In a recent study of a large number of patients it was discovered that between 70% and 90% of people experience symptoms of PAWS. The number affected depended upon what the substance of abuse was: about 70% of former alcohol users and as high as 90% for former opiate users. These numbers are very high!

Mind you, usually the symptoms of PAWS are mild and not too troublesome. However, in some people the symptoms can be extremely bothersome, to the point of people thinking that they are losing it. Intense urges are a big part of PAWS and some consider this to be the number one cause of relapse within the first year.

PAWS can last for varying periods of time and be of varying intensity with the duration usually being measured in months – occasionally over a year. The good news however is that, barring relapse, the symptoms will go away. Like urges, they decrease in frequency and intensity with time.

The list of the various symptoms of PAWS is quite long! It includes 20 symptoms. The following list presents some of the most prominent:

    • Urges and cravings
    • Sleep disturbances – insomnia, hypersomnia (too much sleep) or vivid dreams
    • Mood swings – from depression to euphoria
    • Anhedonia – technical term for the inability to feel pleasure
    • Trouble concentrating
    • Anxiety and even panic
    • Memory problems
    • Irritability or edginess
    • Fine motor coordination problems

Symptoms are not always present — they occur intermittently.

Symptoms are made worse by stress or other triggers and may arise at unexpected times and for no apparent reason. They may last for a short period of time or for a long time. Any of the following situations may trigger a temporary return to, or worsening of, the symptoms of post-acute withdrawal syndrome:

    • Stressful and/or frustrating situations
    • Multitasking
    • Feelings of anxiety, fearfulness or anger
    • Social conflicts
    • Unrealistic expectations of oneself

There is little in the way of specific therapy for PAWS. That said, if the symptoms are prominent, it is wise to consult one’s physician because certain medications may be helpful. If you’re consulting with your regular physician you might mention that you believe you are experiencing PAWS. Perhaps like you, your physician might not be aware of the syndrome’s existence.

Mindful Awareness Practice is likely to be helpful as well. Also, SMART tools such as urge-surfing are always there for you.

The science in SMART Recovery tells of something called neuroplasticity. In review, neuroplasticity is the phenomenon whereby during the development of a new maladaptive behavior, such as the repeated use of a mind-altering substance, the repeated and habitual use of the substance leads to changes in the brain.
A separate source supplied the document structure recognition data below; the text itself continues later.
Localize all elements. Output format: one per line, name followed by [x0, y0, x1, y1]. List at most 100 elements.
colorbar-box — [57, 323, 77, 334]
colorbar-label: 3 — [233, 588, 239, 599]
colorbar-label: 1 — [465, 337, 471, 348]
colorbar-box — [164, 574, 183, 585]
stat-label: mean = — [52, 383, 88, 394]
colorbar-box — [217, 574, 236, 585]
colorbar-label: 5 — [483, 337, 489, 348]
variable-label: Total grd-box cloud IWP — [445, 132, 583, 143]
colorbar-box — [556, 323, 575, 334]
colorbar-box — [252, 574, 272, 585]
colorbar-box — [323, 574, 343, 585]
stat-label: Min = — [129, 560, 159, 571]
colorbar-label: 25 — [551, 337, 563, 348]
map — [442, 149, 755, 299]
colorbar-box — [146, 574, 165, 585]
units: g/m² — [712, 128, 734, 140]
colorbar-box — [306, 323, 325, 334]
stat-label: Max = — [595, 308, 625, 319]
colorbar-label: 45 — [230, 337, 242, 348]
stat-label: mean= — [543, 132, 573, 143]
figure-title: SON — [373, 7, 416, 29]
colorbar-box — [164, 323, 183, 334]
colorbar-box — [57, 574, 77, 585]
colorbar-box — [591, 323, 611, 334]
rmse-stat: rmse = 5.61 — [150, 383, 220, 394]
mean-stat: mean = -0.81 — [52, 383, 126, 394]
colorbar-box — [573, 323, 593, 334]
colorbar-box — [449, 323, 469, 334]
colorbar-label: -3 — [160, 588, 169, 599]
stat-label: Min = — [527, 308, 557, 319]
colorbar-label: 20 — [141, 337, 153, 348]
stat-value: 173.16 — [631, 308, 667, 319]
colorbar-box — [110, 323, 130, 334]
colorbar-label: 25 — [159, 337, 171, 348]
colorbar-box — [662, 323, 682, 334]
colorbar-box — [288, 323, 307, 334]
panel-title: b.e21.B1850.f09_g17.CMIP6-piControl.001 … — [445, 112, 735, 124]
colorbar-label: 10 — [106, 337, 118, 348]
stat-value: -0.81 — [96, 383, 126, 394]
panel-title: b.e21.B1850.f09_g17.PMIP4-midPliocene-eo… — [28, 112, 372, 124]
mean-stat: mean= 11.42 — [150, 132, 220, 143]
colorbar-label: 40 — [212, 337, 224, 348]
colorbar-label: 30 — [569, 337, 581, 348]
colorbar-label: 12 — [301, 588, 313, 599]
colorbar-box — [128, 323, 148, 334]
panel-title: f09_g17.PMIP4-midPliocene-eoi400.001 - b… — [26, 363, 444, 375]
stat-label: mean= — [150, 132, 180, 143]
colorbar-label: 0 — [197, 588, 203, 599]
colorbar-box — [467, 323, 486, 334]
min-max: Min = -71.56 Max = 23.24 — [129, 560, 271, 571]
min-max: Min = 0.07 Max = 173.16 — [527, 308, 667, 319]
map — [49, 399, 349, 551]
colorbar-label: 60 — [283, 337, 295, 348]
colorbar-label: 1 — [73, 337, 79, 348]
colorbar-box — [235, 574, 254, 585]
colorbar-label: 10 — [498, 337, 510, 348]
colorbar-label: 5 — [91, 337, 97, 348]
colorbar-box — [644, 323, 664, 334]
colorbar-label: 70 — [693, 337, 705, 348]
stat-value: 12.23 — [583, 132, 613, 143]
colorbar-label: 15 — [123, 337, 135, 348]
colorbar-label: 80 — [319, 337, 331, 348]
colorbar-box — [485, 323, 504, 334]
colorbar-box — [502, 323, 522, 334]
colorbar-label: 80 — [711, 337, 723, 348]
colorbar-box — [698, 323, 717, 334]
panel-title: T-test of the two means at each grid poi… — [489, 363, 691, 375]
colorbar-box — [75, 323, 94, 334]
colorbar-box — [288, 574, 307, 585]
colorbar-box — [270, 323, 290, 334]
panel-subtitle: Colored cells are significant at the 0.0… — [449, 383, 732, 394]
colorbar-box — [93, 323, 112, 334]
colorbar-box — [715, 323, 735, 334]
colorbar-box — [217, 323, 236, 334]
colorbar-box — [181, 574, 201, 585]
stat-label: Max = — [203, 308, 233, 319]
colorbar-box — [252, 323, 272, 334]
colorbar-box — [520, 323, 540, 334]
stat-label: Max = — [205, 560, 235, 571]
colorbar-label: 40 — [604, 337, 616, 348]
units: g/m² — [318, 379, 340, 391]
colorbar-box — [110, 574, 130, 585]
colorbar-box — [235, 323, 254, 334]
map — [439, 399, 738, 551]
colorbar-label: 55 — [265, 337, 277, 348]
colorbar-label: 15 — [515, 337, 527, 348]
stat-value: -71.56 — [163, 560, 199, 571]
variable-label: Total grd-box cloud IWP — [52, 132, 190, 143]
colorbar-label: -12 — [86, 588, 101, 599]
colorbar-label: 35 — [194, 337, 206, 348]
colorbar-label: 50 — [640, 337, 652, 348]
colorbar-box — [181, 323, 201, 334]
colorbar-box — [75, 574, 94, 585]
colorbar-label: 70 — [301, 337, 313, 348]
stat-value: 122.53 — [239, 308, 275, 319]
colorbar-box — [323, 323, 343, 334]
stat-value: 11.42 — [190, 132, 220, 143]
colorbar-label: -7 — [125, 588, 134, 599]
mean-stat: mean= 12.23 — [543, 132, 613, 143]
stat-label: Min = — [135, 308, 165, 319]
Neuroplasticity also aids in the reverse process, which is good news. Once you have become abstinent from the mind-altering substance via your new behaviors, thoughts and feelings, the brain will rewire itself back to, or nearly to, your pre-addicted state. Thus, it is likely that PAWS is due to that very rewiring of the neural circuitry. Remember, neurons that fire together wire together.

Although there’s no easy remedy for getting through PAWS, it is often a great help to know that you’re not going crazy. PAWS is just a temporary set of symptoms, which you can accept, knowing that it is merely evidence that your brain is healing.

PAWS helps you recover!!!
 


Bill Abbott and Suzy W. are SMART volunteers who, along with other SMART volunteer activities, both facilitate weekly SMART meetings in the Boston area.

 


 

2 thoughts on ““Am I Going Crazy?!”

  1. Mark

    I had never even heard of this syndrome. Now I might have an explanation for some things I have been asked about. Or at least a place to start learning.

    This sounds like an enourmously difficult diagnosis to make. For me the most important part is the reassurance that you aren’t nuts.

  2. HughK

    Thankyou VERY much for taking the time to write this article.
    Especially to look at the possible solutions to the situation and end on a positive note 🙂
    Early recovery is a raging pain in the butt, which has some very quick early payoffs and leads to the much fuller, engaged life of later recovery.
    Like all pain, it becomes a distant memory, and “recovered” becomes my normal life.
    Articles like yours give me a better opportunity to acknowledge, accept, and stay the course.